Maik è un quattordicenne solitario. In classe non è considerato da nessuno e a casa si deve spesso occupare della madre ubriaca mentre il padre non si occupa di lui quasi per niente. Rimasto solo per le vacanze, decide di partire assieme a Tschik, un immigrato russo da cui a scuola tutti si tengono a distanza che si presenta a casa sua per un viaggio che fanno con un auto rubata.
Forse è il romanzo cult tedesco di Wolfgang Herrndorf da cui il film è tratto a regalare al cinema di Akin un’improvvisa leggerezza e una dosa di incontrollata follia. Goodbye Berlin infatti sembra stare quasi dalle parti di un Gondry con un po’ meno di poesia – può apparire quasi come un Microbo e Gasolina tedesco – ma con dentro anche una sana cattiveria e scorrettezza (il vomito sul banco) con autentiche invenzioni come i Nobili in bici o la famiglia con la madre che prima di dare da mangiare ai figli fa delle domande di cultura generale. Ma dietro la sua sfrontatezza, quello di Akin è anche un riuscito sguardo adolescenziale sull’esclusione e sulla ricerca di riscatto, che si accosta, proprio nelle visioni soggettive, anche dalle parti di una commedia sentimentale francese (la compagna di classe che da a Maik l’invito per la festa) o nera (il gesto della pistola contro il padre e la sua assistente).
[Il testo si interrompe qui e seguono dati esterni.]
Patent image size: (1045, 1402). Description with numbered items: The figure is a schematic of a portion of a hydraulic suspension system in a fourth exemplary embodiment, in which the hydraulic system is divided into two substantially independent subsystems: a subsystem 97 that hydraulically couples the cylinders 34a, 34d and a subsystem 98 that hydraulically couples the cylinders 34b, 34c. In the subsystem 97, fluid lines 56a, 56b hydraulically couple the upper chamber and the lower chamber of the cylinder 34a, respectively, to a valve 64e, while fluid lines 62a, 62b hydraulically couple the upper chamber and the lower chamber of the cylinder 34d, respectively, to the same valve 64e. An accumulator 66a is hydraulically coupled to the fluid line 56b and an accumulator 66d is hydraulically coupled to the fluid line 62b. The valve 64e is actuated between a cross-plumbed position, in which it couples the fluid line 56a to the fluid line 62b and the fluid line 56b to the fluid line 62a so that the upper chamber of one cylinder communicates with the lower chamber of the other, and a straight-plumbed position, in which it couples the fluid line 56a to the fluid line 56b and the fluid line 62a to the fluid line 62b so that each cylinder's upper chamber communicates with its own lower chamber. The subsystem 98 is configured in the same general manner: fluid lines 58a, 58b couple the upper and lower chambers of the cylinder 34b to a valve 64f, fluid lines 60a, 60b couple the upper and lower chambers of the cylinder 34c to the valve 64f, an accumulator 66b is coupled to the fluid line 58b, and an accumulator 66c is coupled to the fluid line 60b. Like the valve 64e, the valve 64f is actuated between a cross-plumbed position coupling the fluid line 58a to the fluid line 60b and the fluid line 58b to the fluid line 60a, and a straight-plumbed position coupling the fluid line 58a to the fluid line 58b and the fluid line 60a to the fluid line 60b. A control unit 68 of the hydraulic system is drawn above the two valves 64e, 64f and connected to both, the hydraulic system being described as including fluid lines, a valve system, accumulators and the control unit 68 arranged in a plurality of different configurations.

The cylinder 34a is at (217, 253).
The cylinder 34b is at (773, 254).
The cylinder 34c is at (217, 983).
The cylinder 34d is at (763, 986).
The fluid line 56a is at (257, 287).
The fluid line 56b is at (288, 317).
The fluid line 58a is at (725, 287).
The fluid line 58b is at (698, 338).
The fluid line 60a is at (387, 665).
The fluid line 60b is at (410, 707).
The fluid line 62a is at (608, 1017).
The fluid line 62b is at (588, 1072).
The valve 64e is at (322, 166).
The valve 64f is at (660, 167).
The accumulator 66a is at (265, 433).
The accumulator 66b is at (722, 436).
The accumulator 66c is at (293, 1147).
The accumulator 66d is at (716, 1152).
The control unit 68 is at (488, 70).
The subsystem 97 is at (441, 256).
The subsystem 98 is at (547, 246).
Come Gondry, anche quello di Akin è un cinema on the road senza meta, che attraversa l’asfalto della strada e la terra dei campi, che esplora il paesaggio come se fosse guardato distrattamente dagli occhi dei due protagonisti. Certo, a volte nello sguardo del cineasta, c’è qualche sottolineatura come nell’uso dello zoom e dei ralenti. Ma non è fortunatamente questione di stile. Solo l’esigenza di entrare nella testa di Maik e Tschik e farsi trascinare da loro. Lo sguardo di Akin ci si affida e si fa portare via con loro. Accompagnato a tratti anche dalla cassetta con le musiche al piano di Richard Clayderman su alcuni fondali che sembrano quelli di Game of Thrones. Quell’ironia e quelle soluzioni che il cinema del regista, chiuso in un’autorialità ingombrante, non ci ha nemmeno fatto intravedere. Ed è forse per questo che Goodbye Berlin è il suo film più sorprendente. Oltre che il migliore.